Problem
For 2 provided strings s1 and s2 we need to check if these strings are isomorphic. Two strings s1 and s2 are isomorphic if it is possible to derive the string s2 from the string s1 by mapping some of the s1 characters to other characters. And similarly, another way around, s1 should be derivable from s2.
Examples:
Input s1 | Input s2 | Output | Explanation |
abcdae | zbcdzy | true | If we replace a -> z and e -> y we can get s2 from s1. And vice versa, if we replace z -> a and y -> e we can get s1 from s2. |
cat | dog | true | if we replace c -> d, a -> o, t -> g we can get s2 from s1. And vice versa. |
madc | mama | false | we could not derive mama => madc because the 2nd m could not be mapped to d (it is already mapped to itself m -> m). |
acc | abd | false | we could not derive acc => abd because the 2nd c could not be mapped to d (it is already mapped to b). |
Solution
fn is_isomorphic_strings(s1: &str, s2: &str) -> bool {
if s1.len() != s2.len() {
return false;
}
let mut map1 = HashMap::new();
let mut map2 = HashMap::new();
s1.chars()
.zip(s2.chars())
.all(|(c1, c2)| match (map1.get(&c1), map2.get(&c2)) {
(Some(&c2_from_map1), _) if c2_from_map1 != c2 => false,
(_, Some(&c1_from_map2)) if c1_from_map2 != c1 => false,
_ => {
map1.insert(c1, c2);
map2.insert(c2, c1);
true
}
})
}
Explanation
One simple way to solve the puzzle is to use 2 auxiliary HashMaps: map1 and map2. We use all function to iterate over the zipped strings s1 and s2 at the same time (string characters c1 and c2 are available for use on each iteration) until on any iteration we encounter false result. On each iteration, we try to get c1 key from map1 and c2 key from map2.
If we have found c2_from_map1 character (mapped to c1 key) saved to the map1 earlier and this character does not equal the character c2 that we currently process (c2_from_map1 != c2), it means that the character c1 had already been mapped to another c2 character previously. In this case, we could return false concluding that the strings s1 and s2 are not isomorphic. A similar logic applies to the opposite case, where we check if the character c2 has already been mapped to another character c1.
Otherwise, we just insert c1 -> c2 to map1 and c2 -> c1 to map2.
Complexity
The time complexity of the solution is O(n) (where n is the length of the input strings).
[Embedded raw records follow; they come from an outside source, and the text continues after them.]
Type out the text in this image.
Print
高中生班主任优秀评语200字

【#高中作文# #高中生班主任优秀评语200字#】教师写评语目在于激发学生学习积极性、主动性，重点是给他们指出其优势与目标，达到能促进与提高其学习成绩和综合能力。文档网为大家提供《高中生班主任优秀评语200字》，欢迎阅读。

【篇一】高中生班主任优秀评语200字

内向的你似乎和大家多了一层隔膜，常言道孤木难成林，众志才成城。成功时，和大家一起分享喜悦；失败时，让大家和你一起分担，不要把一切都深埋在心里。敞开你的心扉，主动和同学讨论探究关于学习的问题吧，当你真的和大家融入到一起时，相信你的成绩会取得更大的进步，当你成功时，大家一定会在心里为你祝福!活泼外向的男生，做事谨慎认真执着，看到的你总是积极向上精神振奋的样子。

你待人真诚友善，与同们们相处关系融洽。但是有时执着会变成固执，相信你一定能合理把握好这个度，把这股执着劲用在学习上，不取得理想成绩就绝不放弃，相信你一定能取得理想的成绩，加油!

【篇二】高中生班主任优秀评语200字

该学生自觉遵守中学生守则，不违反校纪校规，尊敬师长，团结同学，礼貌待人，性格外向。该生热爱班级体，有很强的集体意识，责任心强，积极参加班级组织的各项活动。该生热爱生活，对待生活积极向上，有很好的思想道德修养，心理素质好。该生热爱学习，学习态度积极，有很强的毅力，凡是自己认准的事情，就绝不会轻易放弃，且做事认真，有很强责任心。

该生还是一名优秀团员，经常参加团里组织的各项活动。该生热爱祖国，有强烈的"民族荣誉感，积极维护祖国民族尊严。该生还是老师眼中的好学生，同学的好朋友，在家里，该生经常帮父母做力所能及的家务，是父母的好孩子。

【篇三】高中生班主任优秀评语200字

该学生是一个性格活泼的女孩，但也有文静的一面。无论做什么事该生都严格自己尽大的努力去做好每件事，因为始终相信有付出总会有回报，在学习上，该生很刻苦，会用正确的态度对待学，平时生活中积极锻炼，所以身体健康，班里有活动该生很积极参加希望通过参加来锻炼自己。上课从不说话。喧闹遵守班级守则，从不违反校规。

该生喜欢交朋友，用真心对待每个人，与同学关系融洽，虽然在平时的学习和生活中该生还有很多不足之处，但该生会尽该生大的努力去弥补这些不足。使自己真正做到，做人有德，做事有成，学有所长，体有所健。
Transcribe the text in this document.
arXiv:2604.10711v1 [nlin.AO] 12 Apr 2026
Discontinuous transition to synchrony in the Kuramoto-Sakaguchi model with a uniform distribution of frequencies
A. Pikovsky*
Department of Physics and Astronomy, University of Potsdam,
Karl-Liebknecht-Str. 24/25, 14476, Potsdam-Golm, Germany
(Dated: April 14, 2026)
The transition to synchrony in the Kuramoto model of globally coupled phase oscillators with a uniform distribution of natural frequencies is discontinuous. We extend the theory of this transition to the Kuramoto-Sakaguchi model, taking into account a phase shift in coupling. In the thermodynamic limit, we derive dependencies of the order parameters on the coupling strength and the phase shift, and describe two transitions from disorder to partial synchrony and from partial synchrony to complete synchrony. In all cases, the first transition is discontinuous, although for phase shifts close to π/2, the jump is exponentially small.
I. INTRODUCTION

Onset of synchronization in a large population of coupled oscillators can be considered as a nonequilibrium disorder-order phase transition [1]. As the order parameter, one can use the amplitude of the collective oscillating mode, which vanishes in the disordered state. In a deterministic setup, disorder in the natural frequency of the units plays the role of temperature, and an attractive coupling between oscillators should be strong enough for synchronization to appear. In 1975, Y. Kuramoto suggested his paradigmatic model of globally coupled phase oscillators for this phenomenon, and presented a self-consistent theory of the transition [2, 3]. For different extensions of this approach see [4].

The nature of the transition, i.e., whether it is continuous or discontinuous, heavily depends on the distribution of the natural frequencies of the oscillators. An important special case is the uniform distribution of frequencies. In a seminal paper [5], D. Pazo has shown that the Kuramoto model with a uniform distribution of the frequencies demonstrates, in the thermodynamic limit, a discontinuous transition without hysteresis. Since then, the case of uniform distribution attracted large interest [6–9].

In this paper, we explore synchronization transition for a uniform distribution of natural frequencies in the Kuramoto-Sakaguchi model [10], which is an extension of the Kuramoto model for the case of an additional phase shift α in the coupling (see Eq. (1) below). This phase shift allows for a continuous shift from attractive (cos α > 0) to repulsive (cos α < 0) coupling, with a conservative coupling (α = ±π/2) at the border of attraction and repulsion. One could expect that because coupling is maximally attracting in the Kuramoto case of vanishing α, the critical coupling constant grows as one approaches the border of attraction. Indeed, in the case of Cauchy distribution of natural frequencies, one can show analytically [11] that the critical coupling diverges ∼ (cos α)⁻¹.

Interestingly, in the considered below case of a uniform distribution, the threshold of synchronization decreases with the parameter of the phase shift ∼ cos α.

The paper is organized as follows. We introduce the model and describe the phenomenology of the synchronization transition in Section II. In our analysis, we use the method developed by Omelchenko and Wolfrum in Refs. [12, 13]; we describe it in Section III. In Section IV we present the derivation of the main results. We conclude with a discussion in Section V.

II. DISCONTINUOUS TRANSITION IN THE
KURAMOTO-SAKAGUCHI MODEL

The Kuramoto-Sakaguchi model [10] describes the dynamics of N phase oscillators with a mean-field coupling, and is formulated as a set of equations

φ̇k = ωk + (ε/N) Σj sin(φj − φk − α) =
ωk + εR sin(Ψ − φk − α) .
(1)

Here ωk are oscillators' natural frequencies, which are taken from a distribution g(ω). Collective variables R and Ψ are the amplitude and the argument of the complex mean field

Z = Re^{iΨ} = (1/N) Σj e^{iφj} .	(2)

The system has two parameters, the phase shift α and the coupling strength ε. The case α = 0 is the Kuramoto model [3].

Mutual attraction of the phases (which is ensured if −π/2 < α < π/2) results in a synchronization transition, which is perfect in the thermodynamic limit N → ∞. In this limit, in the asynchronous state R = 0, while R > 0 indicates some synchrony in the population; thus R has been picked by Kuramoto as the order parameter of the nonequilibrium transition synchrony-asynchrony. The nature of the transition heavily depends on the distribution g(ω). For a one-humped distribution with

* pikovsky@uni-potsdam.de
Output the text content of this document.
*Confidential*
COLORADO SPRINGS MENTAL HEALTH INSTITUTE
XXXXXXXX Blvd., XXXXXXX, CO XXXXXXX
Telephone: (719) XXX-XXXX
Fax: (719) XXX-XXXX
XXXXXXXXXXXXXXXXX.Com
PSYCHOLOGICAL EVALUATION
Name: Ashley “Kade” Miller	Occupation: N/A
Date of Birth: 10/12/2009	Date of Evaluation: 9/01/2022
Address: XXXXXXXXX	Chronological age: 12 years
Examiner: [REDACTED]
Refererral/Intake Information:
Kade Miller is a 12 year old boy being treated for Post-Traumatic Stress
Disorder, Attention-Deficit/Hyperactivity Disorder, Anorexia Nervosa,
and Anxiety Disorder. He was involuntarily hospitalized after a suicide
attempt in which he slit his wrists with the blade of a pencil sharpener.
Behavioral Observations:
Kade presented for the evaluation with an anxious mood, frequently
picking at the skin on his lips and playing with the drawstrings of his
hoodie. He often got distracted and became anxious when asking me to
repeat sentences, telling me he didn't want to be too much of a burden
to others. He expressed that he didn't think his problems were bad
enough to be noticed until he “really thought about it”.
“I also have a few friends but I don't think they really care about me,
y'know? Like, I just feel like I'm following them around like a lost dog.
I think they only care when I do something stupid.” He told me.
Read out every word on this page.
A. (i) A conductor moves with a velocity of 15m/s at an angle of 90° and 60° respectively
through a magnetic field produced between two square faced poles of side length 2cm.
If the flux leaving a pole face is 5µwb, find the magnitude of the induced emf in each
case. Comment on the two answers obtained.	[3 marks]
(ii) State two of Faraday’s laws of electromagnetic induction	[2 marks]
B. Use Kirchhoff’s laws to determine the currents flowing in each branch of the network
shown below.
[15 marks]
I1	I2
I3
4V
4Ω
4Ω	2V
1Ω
The auxiliary space complexity is constant O(1) even though we used HashMaps to store characters. That is because the character set is fixed: though the input strings could be of any length, the set of characters they contain, which is stored in the maps, is limited. For ASCII characters, for example, it would not go beyond 128. In other words, the space needed to store characters in the map does not linearly depend on the length of the input strings.